Republicans champion HSAs as an incentive for people to better manage their health care because they use their money to meet high deductibles, which can come from the tax-free accounts. HSAs are a long-standing component of the Bush administration's budget and a key provision in a health plan unveiled Tuesday by presumptive Republican presidential nominee Sen. John McCain of Arizona. A GOP aide said the tax-free element of HSAs are the key to ensuring savings. "The whole idea is people can actually save money for health expenses when they need them," the aide said. The aide also cited 2007 data from America's Health Insurance Plans noting that growth in HSA-eligible plans is concentrated among small businesses: one-third of small businesses who now offer such plans previously did not offer any insurance to their workers.
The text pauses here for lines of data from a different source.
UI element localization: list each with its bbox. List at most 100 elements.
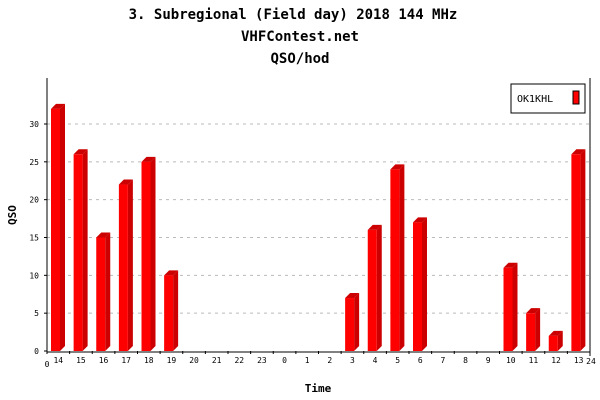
bar-front xyxy=(548,335,558,351)
bar-front xyxy=(141,161,151,351)
chart-title: 3. Subregional (Field day) 2018 144 MHz xyxy=(129,7,458,23)
y-ticks: 0 5 10 15 20 25 30 xyxy=(29,120,47,356)
bar-top xyxy=(141,156,156,162)
x-tick-label: 4 xyxy=(373,356,378,365)
bar-front xyxy=(503,267,513,351)
bar-top xyxy=(96,232,111,238)
bar-front xyxy=(413,222,422,351)
bar-side xyxy=(580,149,586,351)
bar xyxy=(164,270,179,351)
bar xyxy=(413,217,427,351)
bar-side xyxy=(82,149,88,351)
bar-top xyxy=(526,308,541,314)
bar-top xyxy=(503,262,518,268)
x-tick-label: 17 xyxy=(121,356,131,365)
y-tick-label: 25 xyxy=(29,158,39,167)
legend-label: OK1KHL xyxy=(517,94,553,105)
bar-side xyxy=(354,293,360,351)
bar-side xyxy=(557,330,563,351)
bar-front xyxy=(571,154,581,351)
x-tick-label: 22 xyxy=(234,356,244,365)
bar-side xyxy=(173,270,179,351)
bar-front xyxy=(345,298,355,351)
bar-top xyxy=(164,270,179,276)
x-tick-label: 15 xyxy=(76,356,86,365)
y-tick-label: 5 xyxy=(34,309,39,318)
x-tick-label: 18 xyxy=(144,356,154,365)
bar xyxy=(345,293,360,351)
bar-front xyxy=(164,275,174,351)
x-tick-label: 0 xyxy=(282,356,287,365)
bar xyxy=(548,330,563,351)
x-tick-label: 10 xyxy=(506,356,516,365)
x-tick-label: 21 xyxy=(212,356,222,365)
y-axis-label: QSO xyxy=(6,205,19,225)
y-tick-label: 10 xyxy=(29,271,39,280)
bar-front xyxy=(51,108,60,351)
bar-side xyxy=(60,103,65,351)
x-tick-label: 2 xyxy=(327,356,332,365)
bars xyxy=(51,103,586,351)
bar-top xyxy=(548,330,563,336)
bar xyxy=(390,164,405,351)
bar-side xyxy=(512,262,518,351)
bar-side xyxy=(422,217,427,351)
x-tick-label: 12 xyxy=(551,356,561,365)
x-ticks: 14 15 16 17 18 19 20 21 22 23 0 1 2 3 4 5 6 7 8 9 10 11 12 13 xyxy=(46,351,584,365)
y-tick-label: 30 xyxy=(29,120,39,129)
bar-top xyxy=(118,179,133,185)
x-tick-label: 9 xyxy=(486,356,491,365)
bar-top xyxy=(367,224,382,230)
bar-front xyxy=(367,229,377,351)
bar xyxy=(141,156,156,351)
bar-side xyxy=(127,179,133,351)
bar-top xyxy=(571,149,586,155)
bar-side xyxy=(150,156,156,351)
legend: OK1KHL xyxy=(510,83,586,114)
bar xyxy=(118,179,133,351)
x-tick-label: 20 xyxy=(189,356,199,365)
bar-front xyxy=(73,154,83,351)
bar-front xyxy=(96,237,106,351)
y-tick-label: 0 xyxy=(34,347,39,356)
bar-top xyxy=(51,103,65,109)
bar-front xyxy=(526,313,536,351)
bar-front xyxy=(390,169,400,351)
bar xyxy=(571,149,586,351)
x-tick-label: 6 xyxy=(418,356,423,365)
bar-side xyxy=(535,308,541,351)
bar-top xyxy=(413,217,427,223)
bar xyxy=(96,232,111,351)
legend-swatch xyxy=(572,90,580,105)
bar-top xyxy=(73,149,88,155)
x-tick-label: 3 xyxy=(350,356,355,365)
bar xyxy=(51,103,65,351)
x-axis-label: Time xyxy=(305,382,332,395)
y-tick-label: 20 xyxy=(29,196,39,205)
chart-subtitle: VHFContest.net xyxy=(241,29,359,45)
bar xyxy=(73,149,88,351)
x-tick-label: 5 xyxy=(395,356,400,365)
bar-front xyxy=(118,184,128,351)
x-tick-label: 16 xyxy=(99,356,109,365)
x-tick-label: 19 xyxy=(167,356,177,365)
x-tick-label: 13 xyxy=(574,356,584,365)
bar xyxy=(503,262,518,351)
bar xyxy=(526,308,541,351)
x-end-label: 24 xyxy=(586,357,596,366)
x-tick-label: 14 xyxy=(53,356,63,365)
bar-side xyxy=(376,224,382,351)
x-tick-label: 7 xyxy=(441,356,446,365)
bar xyxy=(367,224,382,351)
chart-subtitle-2: QSO/hod xyxy=(270,51,329,67)
bar-side xyxy=(399,164,405,351)
x-start-label: 0 xyxy=(45,360,50,369)
x-tick-label: 23 xyxy=(257,356,267,365)
bar-side xyxy=(105,232,111,351)
x-tick-label: 11 xyxy=(529,356,539,365)
bar-top xyxy=(390,164,405,170)
x-tick-label: 1 xyxy=(305,356,310,365)
y-tick-label: 15 xyxy=(29,234,39,243)
bar-top xyxy=(345,293,360,299)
Democrats say HSAs do little to help low-income people obtain insurance and may encourage employers to cut costs by offering high-deductible, low-income plans instead of more robust coverage. "HSAs clearly are attractive to higher income people who are looking for tax shelters. But they aren't the answer for providing adequate health insurance coverage for the average American," Waxman said. Low-income workers with HSA-eligible plans could find themselves in a bind if they are unable to meet high deductibles. "If you can't spend up to that deductible, you're as good as uninsured," said a Democratic aide. Meanwhile, AHIP released today its annual "census" of HSA enrollment, showing 6.1 million enrollees in January; that's almost double the enrollment from two years ago.